Redefining Budget Neutrality
CMS can explore ways to revise how states demonstrate budget neutrality to address many of the existing pitfalls. CMS could, for example, allow routine adjustments to the budget-neutrality calculations to account for provider or health plan payment increases or new services that would be allowable without the demonstration. More fundamentally, rather than saying that a demonstration initiative is approvable only if it would not cost more than the existing program, CMS could shift to approve initiatives that promote value in the Medicaid program. For example, CMS could broaden its use of “hypothetical” expenditures—expenditures for which states are not at risk—to encompass initiatives that have demonstrated value. Value could be defined as increasing coverage; reducing disparities/addressing historic underinvestment in certain services, providers, or populations; improving quality and access; or reducing costs in a manner consistent with the objectives of the Medicaid program. And savings to other federal programs, such as Medicare, could be recognized.
Eliminating The Budget-Neutrality Requirement
Alternatively, the administration also could dispose of the concept of budget neutrality entirely. If a state’s proposed demonstration is sound and aligns with the statutory objectives of the Medicaid program, CMS could conclude that the innovation is worth testing and supporting, regardless of whether it increases program spending. CMS would still consider the cost of a program when deciding whether to approve it, but CMS (and states) would no longer need to engage in arithmetic acrobatics to demonstrate that a program was expected to be budget neutral down to the decimal point.
Jettisoning budget neutrality wholesale would be unlikely to create unsustainable increases in federal Medicaid spending. States are responsible for up to half of each Medicaid dollar spent, and states have their own financial limits that will affect which programs they propose. CMS should continue to ensure that states are complying with federal rules governing how states fund their share of the Medicaid program if it has concerns with runaway spending. Eliminating budget neutrality would simply ensure there would be no artificial constraints on promising state demonstrations.
Instead of relying on budget neutrality as a guide to what can and cannot be supported through a section 1115 demonstration, CMS could set out a list of nonexclusive examples of demonstration proposals that promote the objectives of the Medicaid program the agency would entertain and a transparent process for considering whether a proposal was worth the cost. These examples would help states tailor requests that have a reasonable chance of being approved without unduly circumscribing the set of potential state proposals.
Both paths would be a sharp departure from existing policy and would require significant work by CMS to develop the principles and processes needed to implement.
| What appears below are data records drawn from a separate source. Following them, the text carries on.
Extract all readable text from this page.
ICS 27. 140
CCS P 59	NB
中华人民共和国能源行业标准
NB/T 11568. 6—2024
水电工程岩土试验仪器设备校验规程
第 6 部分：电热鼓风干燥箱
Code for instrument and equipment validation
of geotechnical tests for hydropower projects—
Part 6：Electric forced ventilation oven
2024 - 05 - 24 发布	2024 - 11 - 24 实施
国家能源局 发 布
But both paths also would enable states and their federal partners to better use section 1115 demonstrations to address core goals of the Medicaid program—and of the administration—including advancing health equity, enhancing access to care, and improving the health and well-being of everyone enrolled in Medicaid.
Authors’ Note
Manatt Health and the State Health and Value Strategies, a program of the Robert Wood Johnson Foundation, regularly collaborate and work together on projects.
Note 1
Historically, CMS has simply trended forward projected “without waiver” expenditures in each waiver renewal using the same trend rate. Over time, a small difference in the trend rate in “without waiver” growth compared to actual spending growth compounds, creating a significant gap—the savings—between the “without waiver” caps and the actual “with waiver” spending.